Women who commit sexual offenses often have mental problems or drug addictions, a new study has found.
The research is the largest study ever conducted of women convicted of sexual offences in Sweden.
Between 1988 and 2000, 93 women and 8,500 men were convicted of sexual offences in Sweden. Given that previous research has focused on male perpetrators, knowledge of the factors specific to female sex offenders has been scant.
A group of researchers at the Swedish medical university Karolinska Institutet have now looked into incidences of mental illness and drug abuse in these 93 convicted women, and compared them with over 20,000 randomly selected women in the normal population and with the 13,000-plus women who were convicted of non-sexual crimes over the same period.
Thirty-seven per cent of the women convicted of sex offences had undergone treatment at a psychiatric clinic during the period, and eight per cent had been diagnosed as having a psychosis.
There was no difference in incidences of mental illness and drug abuse between these women and women who had committed other kinds of violent crime.
"This is interesting as men who commit sexual offences usually have fewer psychiatric problems than men who commit other violent crimes," said Niklas Langstrom, Associate Professor at Karolinska Institutet's Centre for Violence Prevention and one of the authors of the study.
"So it seems as if female sex offenders, more so than male, suffer from mental illness or have drug problems."
However, the figures differ widely from the control group.
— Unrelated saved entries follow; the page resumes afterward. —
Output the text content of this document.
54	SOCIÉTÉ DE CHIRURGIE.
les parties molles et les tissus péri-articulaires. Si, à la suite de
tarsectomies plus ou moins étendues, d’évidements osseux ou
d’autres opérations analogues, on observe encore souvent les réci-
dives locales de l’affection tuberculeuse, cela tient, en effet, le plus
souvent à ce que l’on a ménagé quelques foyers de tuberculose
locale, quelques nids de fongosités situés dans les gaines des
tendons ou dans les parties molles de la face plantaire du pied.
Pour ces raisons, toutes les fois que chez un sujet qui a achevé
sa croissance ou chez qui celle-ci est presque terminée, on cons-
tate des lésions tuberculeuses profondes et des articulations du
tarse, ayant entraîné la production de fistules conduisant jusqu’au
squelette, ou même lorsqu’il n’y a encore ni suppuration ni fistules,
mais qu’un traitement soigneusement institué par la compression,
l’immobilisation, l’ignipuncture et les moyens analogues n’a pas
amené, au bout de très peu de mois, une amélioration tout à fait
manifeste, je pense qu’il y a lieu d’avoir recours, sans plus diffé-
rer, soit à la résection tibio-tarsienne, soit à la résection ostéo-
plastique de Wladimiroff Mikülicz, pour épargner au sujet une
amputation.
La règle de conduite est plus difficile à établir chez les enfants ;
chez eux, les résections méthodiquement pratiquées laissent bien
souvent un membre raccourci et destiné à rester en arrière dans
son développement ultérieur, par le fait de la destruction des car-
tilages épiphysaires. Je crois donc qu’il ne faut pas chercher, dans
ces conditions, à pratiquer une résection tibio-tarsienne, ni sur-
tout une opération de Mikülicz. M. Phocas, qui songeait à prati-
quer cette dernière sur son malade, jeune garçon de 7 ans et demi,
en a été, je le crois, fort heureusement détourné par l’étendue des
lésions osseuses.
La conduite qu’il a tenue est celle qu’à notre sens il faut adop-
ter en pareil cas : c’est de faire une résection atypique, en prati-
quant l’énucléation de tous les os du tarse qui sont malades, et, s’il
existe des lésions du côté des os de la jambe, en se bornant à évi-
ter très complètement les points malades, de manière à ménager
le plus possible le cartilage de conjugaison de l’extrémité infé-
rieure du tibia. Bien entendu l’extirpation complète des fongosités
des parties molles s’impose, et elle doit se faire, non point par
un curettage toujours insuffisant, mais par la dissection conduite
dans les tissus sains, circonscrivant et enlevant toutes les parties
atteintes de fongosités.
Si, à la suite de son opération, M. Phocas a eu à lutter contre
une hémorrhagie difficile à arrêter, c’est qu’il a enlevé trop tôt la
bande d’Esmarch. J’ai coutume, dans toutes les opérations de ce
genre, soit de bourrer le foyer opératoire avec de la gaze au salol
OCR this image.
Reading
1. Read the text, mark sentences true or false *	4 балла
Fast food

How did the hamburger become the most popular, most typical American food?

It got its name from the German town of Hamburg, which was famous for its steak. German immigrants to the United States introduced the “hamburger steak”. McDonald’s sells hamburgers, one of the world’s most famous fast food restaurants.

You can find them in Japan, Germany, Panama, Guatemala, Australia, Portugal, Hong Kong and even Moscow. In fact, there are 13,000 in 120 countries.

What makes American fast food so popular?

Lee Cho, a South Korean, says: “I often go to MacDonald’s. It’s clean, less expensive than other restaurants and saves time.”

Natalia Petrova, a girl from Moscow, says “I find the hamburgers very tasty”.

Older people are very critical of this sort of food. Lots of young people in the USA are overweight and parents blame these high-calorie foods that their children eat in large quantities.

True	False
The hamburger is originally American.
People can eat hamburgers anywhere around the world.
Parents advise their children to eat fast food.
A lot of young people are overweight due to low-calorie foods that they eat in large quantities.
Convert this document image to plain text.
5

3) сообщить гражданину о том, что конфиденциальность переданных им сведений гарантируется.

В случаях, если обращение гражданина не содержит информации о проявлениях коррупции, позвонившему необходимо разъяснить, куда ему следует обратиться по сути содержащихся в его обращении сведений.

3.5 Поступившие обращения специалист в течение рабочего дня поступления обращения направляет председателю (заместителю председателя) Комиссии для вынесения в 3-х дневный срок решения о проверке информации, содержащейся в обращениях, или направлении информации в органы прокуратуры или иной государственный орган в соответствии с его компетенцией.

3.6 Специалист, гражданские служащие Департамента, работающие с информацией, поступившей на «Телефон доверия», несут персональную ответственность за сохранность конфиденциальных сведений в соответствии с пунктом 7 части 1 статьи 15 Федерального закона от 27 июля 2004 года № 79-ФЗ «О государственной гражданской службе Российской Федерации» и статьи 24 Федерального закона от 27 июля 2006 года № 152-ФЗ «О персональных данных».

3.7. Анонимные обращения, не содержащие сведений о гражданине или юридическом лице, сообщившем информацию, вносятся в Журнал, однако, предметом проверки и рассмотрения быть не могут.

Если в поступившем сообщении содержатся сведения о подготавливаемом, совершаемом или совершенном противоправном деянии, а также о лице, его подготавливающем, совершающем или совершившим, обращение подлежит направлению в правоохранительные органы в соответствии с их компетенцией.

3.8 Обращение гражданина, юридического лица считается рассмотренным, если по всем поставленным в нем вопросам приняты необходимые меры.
Incidences of psychosis were 16 times higher amongst the sex offenders than the control group, drug abuse 23 times higher.
According to the research team, the results indicate that women suspected or convicted of sexual offences should undergo routine psychiatric examination, something which, at present, is not done.
By sexual offence in this study is meant rape, non-consensual sex, sexual abuse and sexual molestation. The group has earlier published a similar study on male sexual offenders.
The study appears in Archives of Sexual Behavior.